The more traditional approach in this situation is to use NiFi to read the incoming data and then add a NiFi processor to dump the data from the NiFi queue to either Storm or in your case SparkStreaming. Now you can build a Spark ML model test it and run it in Spark. You can push logic into NiFi but an ML model inside NiFi is overkill.
Hi @Kirk Haslbeck i have tried some of the demo packages you mentioned below but keep having issues with connecting to nifi servlet etc, are the demos compatible with 2.5? And i also get the following error.
"An internal system exception occurred: Could not find service for component, componentName=NIFI_MASTER, clusterName=Sandbox, stackInfo=HDP-2.5"
@Pierre Villard I want to send Twitter username from smartphone to HDP. When ListenHTTP get the data, it will send to GetTwitter to get some tweet according username. After that, i will use spark to calculate Machine Learning Algorithm to predict user personality.

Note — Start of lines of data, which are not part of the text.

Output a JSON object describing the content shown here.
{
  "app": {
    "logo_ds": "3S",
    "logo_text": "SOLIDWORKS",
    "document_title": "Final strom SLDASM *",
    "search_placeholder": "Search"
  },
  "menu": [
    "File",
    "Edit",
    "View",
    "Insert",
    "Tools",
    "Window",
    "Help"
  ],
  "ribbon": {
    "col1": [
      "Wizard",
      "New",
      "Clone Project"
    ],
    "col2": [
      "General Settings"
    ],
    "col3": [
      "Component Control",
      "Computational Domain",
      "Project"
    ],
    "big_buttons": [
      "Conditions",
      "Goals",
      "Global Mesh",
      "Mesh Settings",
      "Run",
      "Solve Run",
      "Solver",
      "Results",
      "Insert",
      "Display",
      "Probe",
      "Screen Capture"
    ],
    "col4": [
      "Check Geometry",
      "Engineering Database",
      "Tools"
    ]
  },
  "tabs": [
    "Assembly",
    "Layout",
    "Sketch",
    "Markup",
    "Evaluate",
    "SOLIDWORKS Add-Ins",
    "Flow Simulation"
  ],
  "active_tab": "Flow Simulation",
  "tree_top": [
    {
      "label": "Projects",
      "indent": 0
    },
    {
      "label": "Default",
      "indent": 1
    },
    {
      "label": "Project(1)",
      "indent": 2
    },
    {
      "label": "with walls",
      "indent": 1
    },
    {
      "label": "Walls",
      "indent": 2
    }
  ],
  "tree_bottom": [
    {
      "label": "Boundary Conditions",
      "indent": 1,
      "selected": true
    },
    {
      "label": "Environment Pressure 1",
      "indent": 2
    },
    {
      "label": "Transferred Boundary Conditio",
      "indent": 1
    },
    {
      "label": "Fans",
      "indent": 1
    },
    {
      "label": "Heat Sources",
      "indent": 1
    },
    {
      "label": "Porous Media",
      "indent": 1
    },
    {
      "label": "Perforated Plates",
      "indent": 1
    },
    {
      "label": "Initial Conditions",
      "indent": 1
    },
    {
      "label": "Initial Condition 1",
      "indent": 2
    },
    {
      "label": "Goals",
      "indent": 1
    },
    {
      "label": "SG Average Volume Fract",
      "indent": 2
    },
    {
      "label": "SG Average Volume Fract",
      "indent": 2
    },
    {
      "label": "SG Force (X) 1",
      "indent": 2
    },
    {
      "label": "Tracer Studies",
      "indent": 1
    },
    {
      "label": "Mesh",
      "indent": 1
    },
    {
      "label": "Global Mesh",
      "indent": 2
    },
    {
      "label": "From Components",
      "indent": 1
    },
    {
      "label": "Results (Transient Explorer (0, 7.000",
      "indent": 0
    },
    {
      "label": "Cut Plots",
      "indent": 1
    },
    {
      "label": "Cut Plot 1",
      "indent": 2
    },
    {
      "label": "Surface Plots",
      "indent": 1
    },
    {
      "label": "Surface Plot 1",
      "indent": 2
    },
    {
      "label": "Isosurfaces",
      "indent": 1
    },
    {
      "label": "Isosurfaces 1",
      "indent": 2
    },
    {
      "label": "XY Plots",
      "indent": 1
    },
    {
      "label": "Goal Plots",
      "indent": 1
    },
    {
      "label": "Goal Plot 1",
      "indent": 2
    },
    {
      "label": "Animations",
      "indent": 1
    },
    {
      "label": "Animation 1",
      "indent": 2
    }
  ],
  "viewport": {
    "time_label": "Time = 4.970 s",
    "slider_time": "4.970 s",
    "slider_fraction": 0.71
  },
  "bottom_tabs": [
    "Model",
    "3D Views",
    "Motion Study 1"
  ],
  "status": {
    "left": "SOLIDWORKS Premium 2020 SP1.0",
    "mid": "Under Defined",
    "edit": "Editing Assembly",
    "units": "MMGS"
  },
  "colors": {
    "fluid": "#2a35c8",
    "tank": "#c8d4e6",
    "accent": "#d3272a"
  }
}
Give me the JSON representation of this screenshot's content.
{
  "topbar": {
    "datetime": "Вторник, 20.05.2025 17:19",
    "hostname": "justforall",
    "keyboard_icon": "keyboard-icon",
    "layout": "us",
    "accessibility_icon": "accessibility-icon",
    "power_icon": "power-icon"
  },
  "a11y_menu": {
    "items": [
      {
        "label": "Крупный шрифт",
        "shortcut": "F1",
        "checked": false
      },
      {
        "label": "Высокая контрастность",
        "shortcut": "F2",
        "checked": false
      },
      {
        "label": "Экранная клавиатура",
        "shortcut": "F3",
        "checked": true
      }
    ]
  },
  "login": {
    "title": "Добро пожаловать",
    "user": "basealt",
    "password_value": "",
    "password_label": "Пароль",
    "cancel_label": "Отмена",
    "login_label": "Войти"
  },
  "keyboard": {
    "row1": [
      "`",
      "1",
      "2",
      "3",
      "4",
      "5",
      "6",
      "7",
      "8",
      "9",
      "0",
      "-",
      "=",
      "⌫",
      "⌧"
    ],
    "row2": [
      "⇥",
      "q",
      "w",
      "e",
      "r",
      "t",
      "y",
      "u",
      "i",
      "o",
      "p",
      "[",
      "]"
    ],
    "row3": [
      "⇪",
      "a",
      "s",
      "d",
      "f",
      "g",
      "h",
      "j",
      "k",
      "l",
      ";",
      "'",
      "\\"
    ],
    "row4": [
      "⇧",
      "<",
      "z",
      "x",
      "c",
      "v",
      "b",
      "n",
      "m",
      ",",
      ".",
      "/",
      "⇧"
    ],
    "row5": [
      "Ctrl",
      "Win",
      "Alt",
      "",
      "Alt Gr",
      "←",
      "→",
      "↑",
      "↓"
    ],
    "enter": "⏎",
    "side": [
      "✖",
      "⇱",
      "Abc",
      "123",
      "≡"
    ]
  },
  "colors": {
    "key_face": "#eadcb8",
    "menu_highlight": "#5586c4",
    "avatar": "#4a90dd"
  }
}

What are you trying to build is what we call Connected Data Platform at Hortonworks. You need to understand that you have two types of workloads/requirements and you need to use HDF and HDP jointly.
ML model construction: the first step towards you goal is to build your machine learning model. This require processing lot of historical data (data at rest) to detect some pattern related to what you are trying to predict. This phase is called "training phase".The best tool do this is HDP and more specifically Spark.
Applying the ML model: once step1 completed, you will have a model that you can apply to new data to predict something. In my understanding you want to apply this at real time data coming from twitter (data at motion). To get the data in real time and transform to what the ML model needs, you can use NiFi. Next, NiFi send the data to Storm or Spark Streaming that applies the model and get the prediction.
So you will have to use HDP to construct the model, HDF to get and transform the data, and finally a combination of HDF/HDP to apply the model and make the prediction.
To build a web service with NiFi you need to use several processors: one to listen to incoming requests, one or several processors to implement your logic (transformation, extraction, etc), one to publish the result. You can check this page that contains several data flow examples. The "Hello_NiFi_Web_Service.xml" gives an example on how to do it.
I have tried building a web service with NiFi and am able to get the incoming requests and pass it to Spark/Storm. Assuming that I compute the prediction inside Spark, I wish to know how to send back the score/result as response to NiFi.
If that is currently not possible, what are the chances of creating a custom processor in R to predict the scores and pass it on as response?